13.7 C
Brasília
domingo, maio 4, 2025

Impetuosidade dos cem primeiros dias de Trump começa a mostrar rachaduras

- Advertisement -spot_imgspot_img
- Advertisement -spot_imgspot_img

Final de julho de 1980, Aeroporto Internacional Sheremetyevo, em Moscou. O empresário Roberto Civita, editor das revistas da Editora Abril, estava entre os milhares de estrangeiros atraídos pela oportunidade de cruzar a Cortina de Ferro e assistir aos Jogos Olímpicos na União Soviética. Além de gostar de esportes, Civita queria observar como o colosso comunista lidaria com o evento. Desembarcou despreocupado com meia dúzia de exemplares da revista Veja na bagagem. Era uma edição sobre os Jogos, fresquinha da gráfica, que trazia a imagem do líder soviético Leonid Brejnev na capa. Estava orgulhoso e pretendia mostrá-la aos jornalistas que faziam a cobertura olímpica em Moscou.

Péssima ideia. As revistas estampavam a caricatura de Brejnev com feições de urso feroz, e o tempo fechou com os agentes da imigração. Não só confiscaram o material e mais alguns extras, como retiveram o viajante para explicações. Segunda ideia péssima de Civita: argumentou não ser mero leitor, mas representante do maior grupo editorial brasileiro que publicava aquelas revistas. Para ouvidos soviéticos, um capitalista incontrito. O não diálogo foi bastante tenso, contaria depois.

Nesta semana, o episódio de 45 anos atrás saltou do baú da memória. Isso porque, em julho de 2026, a nação americana celebrará os 250 anos da assinatura da Declaração de Independência, festança que pretende ter impacto comparável ao que foram os Jogos de Moscou para a URSS. A julgar pelo clima de suspeição e arbítrio já demonstrado neste início de governo, a recepção a visitantes de determinadas origens, posições políticas ou ideológicas, currículo ou profissões, pode não ser do gosto das autoridades trumpistas. Dias atrás o site da Embaixada dos Estados Unidos no Brasil e sua página no X de Elon Musk fizeram a seguinte postagem bilíngue:

— TODOS devem estar de sobreaviso. Se você é um visitante em nosso país, comporte-se como tal. Nosso rigoroso programa de verificação em redes sociais para identificar riscos à segurança nacional e à segurança pública nunca para. O U.S. Citizenship and Immigration Services está atento para encontrar qualquer coisa on-line que represente uma ameaça à nossa nação e a nosso modo de vida. Green cards e vistos são um privilégio, e não um direito.
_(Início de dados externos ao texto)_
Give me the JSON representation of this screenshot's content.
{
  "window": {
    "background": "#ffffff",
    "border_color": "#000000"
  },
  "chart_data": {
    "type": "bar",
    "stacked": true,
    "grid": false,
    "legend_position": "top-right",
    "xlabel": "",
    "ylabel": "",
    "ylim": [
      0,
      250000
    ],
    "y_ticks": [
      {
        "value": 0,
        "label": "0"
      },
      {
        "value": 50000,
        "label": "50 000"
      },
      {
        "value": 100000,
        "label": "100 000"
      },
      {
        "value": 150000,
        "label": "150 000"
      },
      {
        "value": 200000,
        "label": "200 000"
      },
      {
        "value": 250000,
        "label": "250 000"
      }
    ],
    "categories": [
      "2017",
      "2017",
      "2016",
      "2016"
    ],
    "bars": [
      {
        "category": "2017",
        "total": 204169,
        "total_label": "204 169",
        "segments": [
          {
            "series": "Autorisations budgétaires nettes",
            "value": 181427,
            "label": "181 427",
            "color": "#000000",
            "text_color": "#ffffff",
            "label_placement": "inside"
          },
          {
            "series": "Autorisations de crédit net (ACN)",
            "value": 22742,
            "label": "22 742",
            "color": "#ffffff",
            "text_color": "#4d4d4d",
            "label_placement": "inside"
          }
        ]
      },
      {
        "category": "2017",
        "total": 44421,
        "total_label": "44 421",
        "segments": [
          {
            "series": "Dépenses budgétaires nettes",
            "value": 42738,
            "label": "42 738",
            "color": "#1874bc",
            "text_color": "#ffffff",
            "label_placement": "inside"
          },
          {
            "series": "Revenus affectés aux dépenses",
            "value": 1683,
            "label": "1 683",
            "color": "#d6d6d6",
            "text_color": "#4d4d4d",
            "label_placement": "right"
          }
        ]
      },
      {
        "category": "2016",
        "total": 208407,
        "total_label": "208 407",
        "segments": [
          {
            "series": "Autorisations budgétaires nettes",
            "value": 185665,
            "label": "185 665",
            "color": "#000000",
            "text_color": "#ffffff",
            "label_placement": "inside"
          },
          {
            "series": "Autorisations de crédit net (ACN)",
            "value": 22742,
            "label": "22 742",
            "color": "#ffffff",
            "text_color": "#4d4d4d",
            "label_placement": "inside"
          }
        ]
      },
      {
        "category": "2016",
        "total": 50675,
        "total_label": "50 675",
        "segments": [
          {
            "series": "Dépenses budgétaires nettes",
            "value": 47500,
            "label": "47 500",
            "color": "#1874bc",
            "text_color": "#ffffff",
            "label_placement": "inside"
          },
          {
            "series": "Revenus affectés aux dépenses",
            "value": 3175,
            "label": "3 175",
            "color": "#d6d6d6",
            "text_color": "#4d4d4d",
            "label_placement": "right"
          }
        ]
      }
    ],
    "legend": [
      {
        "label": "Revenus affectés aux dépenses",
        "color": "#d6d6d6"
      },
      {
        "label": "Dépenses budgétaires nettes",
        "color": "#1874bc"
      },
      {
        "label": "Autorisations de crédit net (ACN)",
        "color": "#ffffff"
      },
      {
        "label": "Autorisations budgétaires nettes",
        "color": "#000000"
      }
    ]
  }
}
Logo nos primeiros dias como presidente, Trump já demonstrou sua capacidade e determinação em fazer desaparecer pessoas que cometeram ou não algum crime, sendo ou não cidadãos legalmente documentados. Convém, portanto, mesmo para viajantes desavisados, não desembarcar nos Estados Unidos com o celular recheado de opiniões mordazes sobre o reinado trumpista.

Uma segunda postagem no site da embaixada, do mesmo dia 30 de abril, surpreendeu pelo tema. Ela informa que uma equipe do Departamento de Estado no consulado americano em Porto Alegre (RS) realizou um exercício de treinamento sobre armas de destruição em massa contra “uma possível ameaça química, biológica, nuclear ou explosiva”. Caramba. Talvez seja melhor nem se interessar pelos festejos de 2026 e, assim, evitar sobressaltos.

Trump, convenhamos, é único. Em 2021, foi enxotado de Washington pelo voto, com dois impeachments no currículo, abandonado por aliados e banido de suas plataformas sociais preferidas. Um pária, em suma. Sua ressurreição política, alvo de exaustiva, invejável (e saborosa) reportagem da revista The Atlantic (“I run the country and the world”), explica por que ele, hoje, se sente invencível. A ponto de desmantelar, com voracidade e velocidade inauditas, quase todos os anteparos de proteção à integridade pública do governo federal. Dezenove agências reguladoras foram evisceradas, abrindo caminho para um caminhão de conflitos de interesses, reversão de políticas voltadas ao bem comum e negociatas sem escrutínio, privadas, da Organização Trump com seletos governos estrangeiros.

A noção de governo como bem público democratizante e instituição de responsabilidade social vem sendo metodicamente destruída, constata Henry Giroux, acadêmico distinto Paulo Freire em Pedagogia Crítica na Universidade McMaster, do Canadá. No Estado trumpista, o bem público passou a ser tratado como inimigo, sustenta.

Mas a impetuosidade dos cem primeiros dias já começa a mostrar as primeiras rachaduras. Segundo dados de 191 pesquisas sobre a popularidade de Trump desde a posse, 119 apontam crescimento de quase dois dígitos na desaprovação — a média de aprovação caiu para 44% segundo o levantamento, feito pelo laboratório de dados do New York Times.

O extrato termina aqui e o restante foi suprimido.